Force the match to occur at the beginning of the searched string

In [155]:
# match occurs because searched string begins with 'Hello'
hello_regex = re.compile(r'^Hello')
text = 'Hello, world!'
mo = hello_regex.search(text)
mo.group()

'Hello'

In [157]:
# match DOES NOT occur because searched string DOES NOT begin with 'Hello'
hello_regex = re.compile(r'^Hello')
text = 'hello, world!'
mo = hello_regex.search(text)
mo == None

True

#### $ character: matches ONLY IF match occurs at END of searched text

Force the match to occur at the end of the searched string

In [158]:
# match occurs because searched string ends with digit
end_regex = re.compile(r'\d$')
text = 'Your number is 42'
mo = end_regex.search(text)
mo.group()

'2'

Combine ^ and $ to force match that starts and ends with given pattern

In [159]:
# match occurs
whole_regex = re.compile(r'^\d+$')
whole_regex.search('1234567890')

<re.Match object; span=(0, 10), match='1234567890'>

In [160]:
# match DOES NOT occur because letters in string
whole_regex.search('12345xyz67890') == None

True

In [161]:
# match DOES NOT occur because spacing in string
whole_regex.search('12  34567890') == None

True

### Matching specific repetitions with braces

In [136]:
# matches 'HaHaHa' only
ha_regex = re.compile(r'(Ha){3}')
mo = ha_regex.search('HaHaHa')
mo.group()

'HaHaHa'

In [137]:
# matches 'HaHaHa' only
mo = ha_regex.search('Ha')
mo == None

True

Can use a range with braces instead of single number:
* `(Ha){2,4}` will match `'HaHa'`, `'HaHaHa'`, or `'HaHaHaHa'`
* `(Ha){2,}` will match 2 or more instances of `(Ha)` group
* `(Ha){,5}` will match 0 to 5 instances of `(Ha)` group

By default, Python's regular expressions are *greedy*, meaning in ambiguous situations, will match longest string possible. 

In [141]:
# will match 'HaHaHaHa'
greedy_regex = re.compile(r'(Ha){2,4}')
mo = greedy_regex.search('HaHaHaHa')
mo.group()

'HaHaHaHa'

In [142]:
# will match 'HaHa'
nongreedy_regex = re.compile(r'(Ha){2,4}?')
mo = nongreedy_regex.search('HaHaHaHa')
mo.group()

'HaHa'

Question mark has 2 meanings in regular expressions: declaring non-greedy match or flagging a group as optional

### FINDALL() method


`Regex` objects also have `findall()` method. `search()` returns `Match` object of *first* matched text in searched string, while `findall()` method returns string of *every* match in searched string

In [143]:
# returns list of strings IF NO GROUPS in regular expression
phone_regex = re.compile(r'\d\d\d-\d\d\d-\d\d\d\d')
phone_regex.findall('Cell: 415-555-9999 Work: 212-555-0000')

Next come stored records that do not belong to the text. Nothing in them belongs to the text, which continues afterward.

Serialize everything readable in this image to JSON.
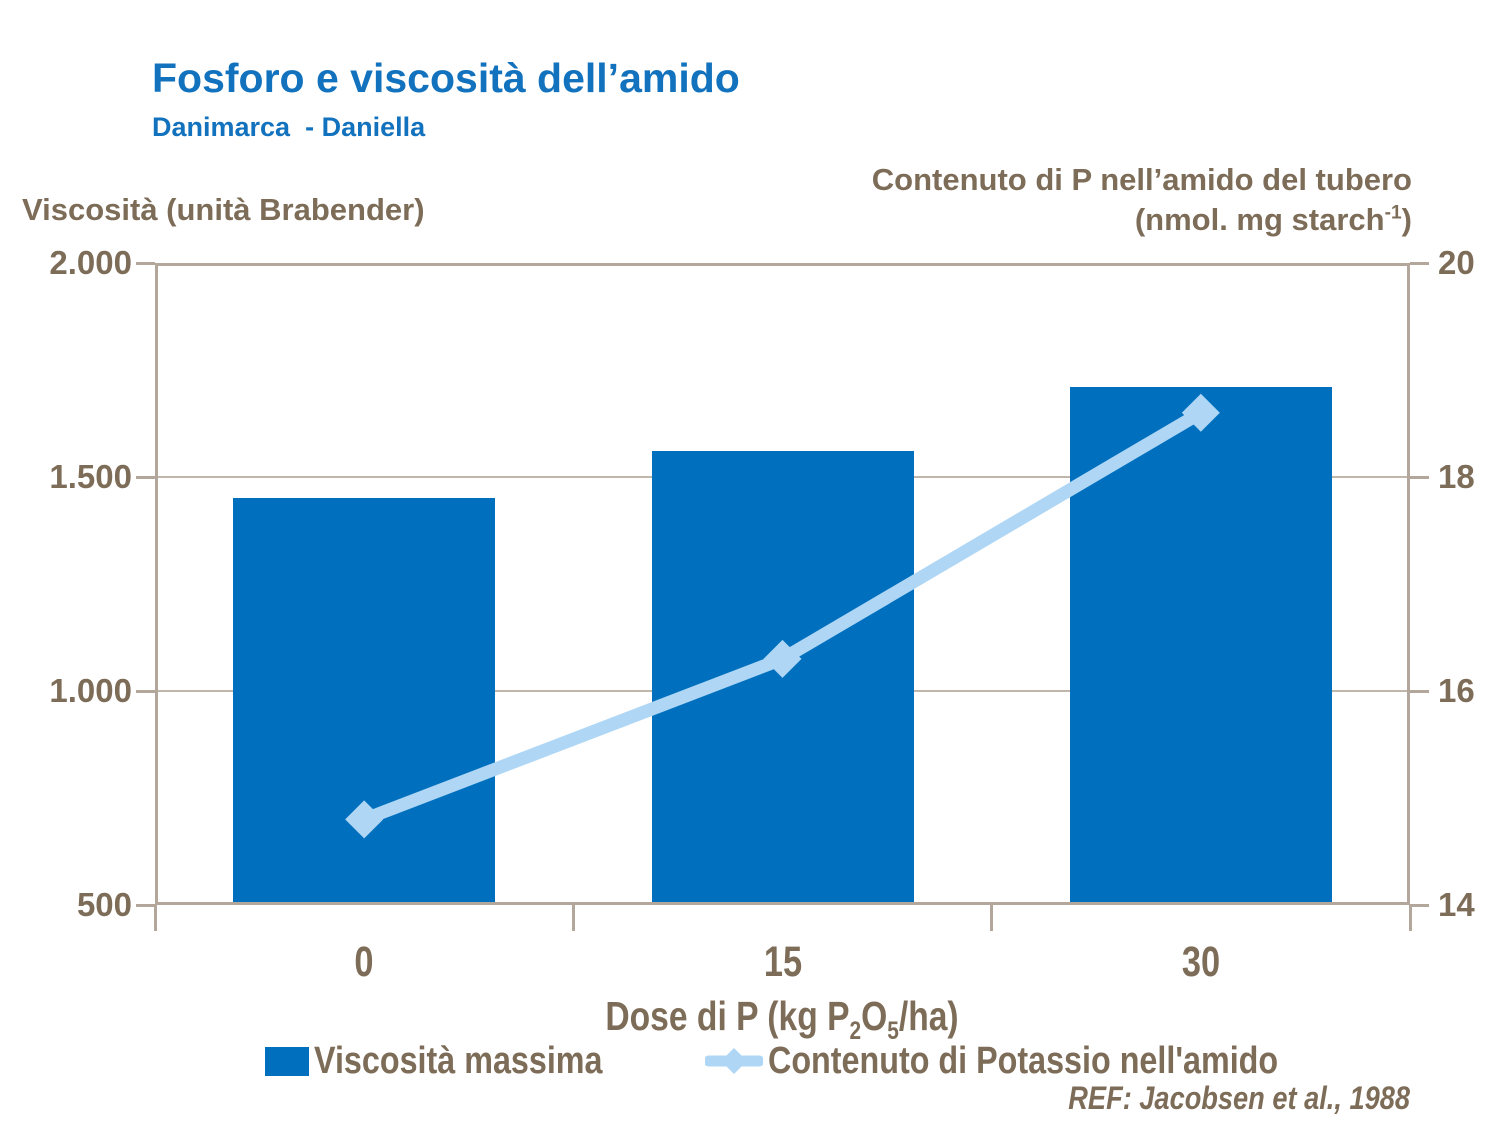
{
  "header": {
    "title": "Fosforo e viscosità dell’amido",
    "subtitle": "Danimarca  - Daniella"
  },
  "colors": {
    "title_blue": "#1272BD",
    "bar_blue": "#0070BE",
    "line_blue": "#AFD7F5",
    "text_brown": "#7D6D58",
    "frame_taupe": "#B2A79A",
    "gridline": "#C0B7AB",
    "background": "#FFFFFF"
  },
  "chart_data": {
    "type": "combo-bar-line",
    "categories": [
      "0",
      "15",
      "30"
    ],
    "series": [
      {
        "name": "Viscosità massima",
        "type": "bar",
        "axis": "left",
        "values": [
          1450,
          1560,
          1710
        ],
        "color": "#0070BE"
      },
      {
        "name": "Contenuto di Potassio nell'amido",
        "type": "line",
        "axis": "right",
        "marker": "diamond",
        "values": [
          14.8,
          16.3,
          18.6
        ],
        "color": "#AFD7F5"
      }
    ],
    "left_axis": {
      "title": "Viscosità (unità Brabender)",
      "min": 500,
      "max": 2000,
      "ticks": [
        "2.000",
        "1.500",
        "1.000",
        "500"
      ],
      "tick_values": [
        2000,
        1500,
        1000,
        500
      ],
      "grid_values": [
        1500,
        1000
      ]
    },
    "right_axis": {
      "title_line1": "Contenuto di P nell’amido del tubero",
      "title_line2": "(nmol. mg starch-1)",
      "title_line2_parts": {
        "p1": "(nmol. mg starch",
        "sup": "-1",
        "p2": ")"
      },
      "min": 14,
      "max": 20,
      "ticks": [
        "20",
        "18",
        "16",
        "14"
      ],
      "tick_values": [
        20,
        18,
        16,
        14
      ]
    },
    "x_axis": {
      "title": "Dose di P (kg P2O5/ha)",
      "title_parts": {
        "p1": "Dose di P (kg P",
        "sub1": "2",
        "p2": "O",
        "sub2": "5",
        "p3": "/ha)"
      },
      "labels": [
        "0",
        "15",
        "30"
      ]
    },
    "grid": "horizontal",
    "legend_position": "bottom"
  },
  "footer": {
    "ref": "REF: Jacobsen et al., 1988"
  }
}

['415-555-9999', '212-555-0000']

In [145]:
# returns list of tuples (each represents found match, and its items are matched strings for each group in regex)
phone_regex = re.compile(r'(\d\d\d)-(\d\d\d)-(\d\d\d\d)')
phone_regex.findall('Cell: 415-555-9999 Work: 212-555-0000')

[('415', '555', '9999'), ('212', '555', '0000')]

### Character classes

Useful to shorten regexes.

List of shorthand character classes:
* \d: matches any decimal digit (equivalent to [0-9])
* \D: matches any non-digit character (equivalent to [^0-9])
* \s: matches any whitespace character (equivalent to [ \t\n\r\f\v])
* \S: matches any non-whitespace character (equivalent to [^ \t\n\r\f\v])
* \w: matches any alphanumeric character (equivalent to [a-zA-Z0-9_])
* \W: matches any non-alphanumeric character (equivalent to [^a-zA-Z0-9_])

In [147]:
# matches text with 1 or more digits, followed by whitespace character, followed by 1 or more letter/digit/underscore characters
xmas_regex = re.compile(r'\d+\s\w+')
text = '12 drummers, 11 pipers, 10 lords, 9 ladies, 8 maids, 7 swans, 6 geese, 5 rings, 4 birds, 3 hens, 2 doves, 1 partridge'
xmas_regex.findall(text)

['12 drummers',
 '11 pipers',
 '10 lords',
 '9 ladies',
 '8 maids',
 '7 swans',
 '6 geese',
 '5 rings',
 '4 birds',
 '3 hens',
 '2 doves',
 '1 partridge']

#### Custom character classes

Create custom character classes, if shorthand character classes are too broad. 
* Define character class by using square brackets, e.g., `[aeiouAEIOU]` will match any vowel, both lowercase and uppercase
* Can also includes ranges of letters or numbers by using hyphen, e.g., `[a-d]` will match the letters a, b, c, or d
* Special characters DO NOT need to be escaped in brackets, e.g., [0-5.] will match digits 0 to 5 and a period
* Caret character (^) just after character class's opening bracket makes a *negative character* class

In [151]:
# list of string matches for any vowels in string
vowel_regex = re.compile(r'[aeiouAEIOU]')
text = 'Robocop eats baby food. BABY FOOD'
vowel_regex.findall(text)

['o', 'o', 'o', 'e', 'a', 'a', 'o', 'o', 'A', 'O', 'O']

In [153]:
# negative character class (^), matches every non-vowel character
vowel_regex = re.compile(r'[^aeiouAEIOU]')
text = 'Robocop eats baby food. BABY FOOD'
vowel_regex.findall(text)

['R',
 'b',
 'c',
 'p',
 ' ',
 't',
 's',
 ' ',
 'b',
 'b',
 'y',
 ' ',
 'f',
 'd',
 '.',
 ' ',
 'B',
 'B',
 'Y',
 ' ',
 'F',
 'D']